With his upraised hands plunged pathetically into the mop of his hair, Leroux turned and stared at the intruder. She groped as if a darkness had descended, clutched at the sides of the study doorway, and then, unsteadily, entered—and sank down upon the big chesterfield in utter exhaustion.
Leroux, rubbing his chin, perplexedly, walked in after her. He scarcely had his foot upon the study carpet, ere the woman started up, tremulously, and shot out from the enveloping furs a bare arm and a pointing, quivering finger.
“Close the door!” she cried hoarsely—“close the door!... He has... followed me!”...
The disturbed novelist, as a man in a dream, turned, retraced his steps, and closed the outer door of the flat. Then, rubbing his chin more vigorously than ever and only desisting from this exercise to fumble in his dishevelled hair, he walked back into the study, whose Athenean calm had thus mysteriously been violated.

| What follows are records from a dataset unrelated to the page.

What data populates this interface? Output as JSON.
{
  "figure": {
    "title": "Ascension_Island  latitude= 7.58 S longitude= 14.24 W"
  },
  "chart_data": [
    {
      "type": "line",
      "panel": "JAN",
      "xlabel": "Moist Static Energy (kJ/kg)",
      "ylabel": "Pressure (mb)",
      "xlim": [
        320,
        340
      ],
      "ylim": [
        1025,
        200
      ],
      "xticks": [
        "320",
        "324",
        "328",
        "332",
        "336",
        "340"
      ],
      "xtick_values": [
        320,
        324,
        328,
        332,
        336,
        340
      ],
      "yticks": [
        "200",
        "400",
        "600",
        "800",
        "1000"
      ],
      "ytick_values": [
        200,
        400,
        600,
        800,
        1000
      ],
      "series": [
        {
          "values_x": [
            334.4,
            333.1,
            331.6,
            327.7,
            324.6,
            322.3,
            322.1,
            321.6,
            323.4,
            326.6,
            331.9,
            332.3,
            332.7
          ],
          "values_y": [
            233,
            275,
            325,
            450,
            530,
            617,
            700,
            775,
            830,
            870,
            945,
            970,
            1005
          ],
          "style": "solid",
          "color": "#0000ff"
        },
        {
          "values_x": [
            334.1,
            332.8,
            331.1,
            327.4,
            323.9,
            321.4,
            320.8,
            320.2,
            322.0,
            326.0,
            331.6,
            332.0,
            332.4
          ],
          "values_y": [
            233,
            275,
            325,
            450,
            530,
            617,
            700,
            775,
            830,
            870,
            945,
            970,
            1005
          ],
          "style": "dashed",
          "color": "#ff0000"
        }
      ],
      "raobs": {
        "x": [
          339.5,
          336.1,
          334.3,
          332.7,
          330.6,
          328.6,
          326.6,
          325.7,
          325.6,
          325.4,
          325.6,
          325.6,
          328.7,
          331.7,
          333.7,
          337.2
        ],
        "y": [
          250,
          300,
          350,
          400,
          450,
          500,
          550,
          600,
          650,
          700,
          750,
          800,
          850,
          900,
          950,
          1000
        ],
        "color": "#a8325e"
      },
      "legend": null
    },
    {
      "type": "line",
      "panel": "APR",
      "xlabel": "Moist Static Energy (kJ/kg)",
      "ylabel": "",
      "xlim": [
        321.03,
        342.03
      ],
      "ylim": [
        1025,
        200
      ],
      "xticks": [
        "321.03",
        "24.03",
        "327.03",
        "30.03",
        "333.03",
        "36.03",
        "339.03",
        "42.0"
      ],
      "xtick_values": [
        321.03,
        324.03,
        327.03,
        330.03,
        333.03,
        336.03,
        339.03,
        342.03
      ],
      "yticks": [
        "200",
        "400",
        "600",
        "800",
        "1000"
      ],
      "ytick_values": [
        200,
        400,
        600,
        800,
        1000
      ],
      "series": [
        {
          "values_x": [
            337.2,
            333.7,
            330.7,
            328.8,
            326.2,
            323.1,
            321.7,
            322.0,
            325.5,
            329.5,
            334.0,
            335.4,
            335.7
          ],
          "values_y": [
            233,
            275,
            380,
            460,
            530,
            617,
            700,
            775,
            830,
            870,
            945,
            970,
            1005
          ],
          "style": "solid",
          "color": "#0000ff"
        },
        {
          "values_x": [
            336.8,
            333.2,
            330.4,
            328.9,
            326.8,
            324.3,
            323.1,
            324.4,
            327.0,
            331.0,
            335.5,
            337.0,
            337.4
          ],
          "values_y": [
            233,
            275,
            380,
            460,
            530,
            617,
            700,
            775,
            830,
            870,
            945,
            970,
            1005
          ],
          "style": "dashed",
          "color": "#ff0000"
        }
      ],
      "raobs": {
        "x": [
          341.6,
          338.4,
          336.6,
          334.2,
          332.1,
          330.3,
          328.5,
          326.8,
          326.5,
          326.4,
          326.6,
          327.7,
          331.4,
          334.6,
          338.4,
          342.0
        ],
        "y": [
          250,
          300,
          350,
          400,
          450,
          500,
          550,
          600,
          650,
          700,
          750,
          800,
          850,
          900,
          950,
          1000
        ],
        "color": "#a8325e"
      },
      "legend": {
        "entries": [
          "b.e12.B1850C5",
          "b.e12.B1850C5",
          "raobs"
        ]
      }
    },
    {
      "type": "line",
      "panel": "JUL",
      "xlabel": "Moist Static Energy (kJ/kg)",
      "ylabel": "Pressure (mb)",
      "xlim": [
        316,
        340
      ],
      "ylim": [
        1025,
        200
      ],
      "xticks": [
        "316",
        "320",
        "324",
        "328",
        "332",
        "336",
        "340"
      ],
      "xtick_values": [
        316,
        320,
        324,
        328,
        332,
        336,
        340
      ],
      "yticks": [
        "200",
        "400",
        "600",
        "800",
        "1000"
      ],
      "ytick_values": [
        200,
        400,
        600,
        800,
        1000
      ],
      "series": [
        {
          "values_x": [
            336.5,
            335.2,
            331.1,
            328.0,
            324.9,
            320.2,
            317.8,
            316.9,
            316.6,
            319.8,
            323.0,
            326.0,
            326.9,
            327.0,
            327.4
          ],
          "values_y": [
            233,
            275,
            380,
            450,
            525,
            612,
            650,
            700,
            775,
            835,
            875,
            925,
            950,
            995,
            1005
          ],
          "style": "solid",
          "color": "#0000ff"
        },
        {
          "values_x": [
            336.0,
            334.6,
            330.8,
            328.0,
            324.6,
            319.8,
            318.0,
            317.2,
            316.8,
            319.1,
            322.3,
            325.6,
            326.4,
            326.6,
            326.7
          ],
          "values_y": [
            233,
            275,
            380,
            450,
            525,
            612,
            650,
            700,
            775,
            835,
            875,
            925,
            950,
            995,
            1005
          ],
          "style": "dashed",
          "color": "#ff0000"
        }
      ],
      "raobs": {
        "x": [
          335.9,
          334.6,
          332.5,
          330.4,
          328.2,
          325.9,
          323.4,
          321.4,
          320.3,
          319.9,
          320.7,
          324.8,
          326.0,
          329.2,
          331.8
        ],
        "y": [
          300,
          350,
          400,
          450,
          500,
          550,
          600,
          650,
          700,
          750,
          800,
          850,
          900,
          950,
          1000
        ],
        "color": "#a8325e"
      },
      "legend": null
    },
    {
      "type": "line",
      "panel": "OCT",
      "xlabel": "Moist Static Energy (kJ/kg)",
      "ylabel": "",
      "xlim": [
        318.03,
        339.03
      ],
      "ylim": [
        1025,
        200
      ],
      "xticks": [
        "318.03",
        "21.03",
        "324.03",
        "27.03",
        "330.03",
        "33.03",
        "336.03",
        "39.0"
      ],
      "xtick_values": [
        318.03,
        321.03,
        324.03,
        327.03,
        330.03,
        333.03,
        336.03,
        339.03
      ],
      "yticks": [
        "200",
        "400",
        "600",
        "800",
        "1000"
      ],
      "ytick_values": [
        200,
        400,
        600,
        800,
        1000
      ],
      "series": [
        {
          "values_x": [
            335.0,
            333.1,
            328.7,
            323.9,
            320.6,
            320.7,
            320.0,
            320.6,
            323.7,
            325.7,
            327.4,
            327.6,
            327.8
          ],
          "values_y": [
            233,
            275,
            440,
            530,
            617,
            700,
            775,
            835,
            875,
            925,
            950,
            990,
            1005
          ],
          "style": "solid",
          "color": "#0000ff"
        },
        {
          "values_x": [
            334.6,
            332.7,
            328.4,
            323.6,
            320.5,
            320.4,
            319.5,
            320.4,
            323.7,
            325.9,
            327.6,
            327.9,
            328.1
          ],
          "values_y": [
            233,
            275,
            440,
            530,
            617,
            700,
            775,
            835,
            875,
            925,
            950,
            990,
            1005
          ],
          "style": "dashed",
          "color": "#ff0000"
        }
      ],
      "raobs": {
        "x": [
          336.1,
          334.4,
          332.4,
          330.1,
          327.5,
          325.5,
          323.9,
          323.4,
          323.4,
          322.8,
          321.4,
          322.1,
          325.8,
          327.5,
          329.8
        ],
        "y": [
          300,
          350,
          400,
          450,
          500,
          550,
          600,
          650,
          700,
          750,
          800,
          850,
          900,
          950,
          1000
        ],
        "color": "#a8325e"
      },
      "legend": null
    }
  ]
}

Two minutes to midnight; the most respectable flat in respectable Westminster; a lonely and very abstracted novelist—and a pale-faced, beautiful woman, enveloped in costly furs, sitting staring with fearful eyes straight before her. This was such a scene as his sense of the proprieties and of the probabilities could never have permitted Henry Leroux to create.
His visitor kept moistening her dry lips and swallowing, emotionally.
Standing at a discreet distance from her:—
“Madam,” began Leroux, nervously.
She waved her hand, enjoining him to silence, and at the same time intimating that she would explain herself directly speech became possible. Whilst she sought to recover her composure, Leroux, gradually forcing himself out of the dreamlike state, studied her with a sort of anxious curiosity.
It now became apparent to him that his visitor was no more than twenty-five or twenty-six years of age, but illness or trouble, or both together, had seared and marred her beauty. Amid the auburn masses of her hair, gleamed streaks, not of gray, but of purest white. The low brow was faintly wrinkled, and the big—unnaturally big—eyes were purple shaded; whilst two heavy lines traced their way from the corner of the nostrils to the corner of the mouth—of the drooping mouth with the bloodless lips.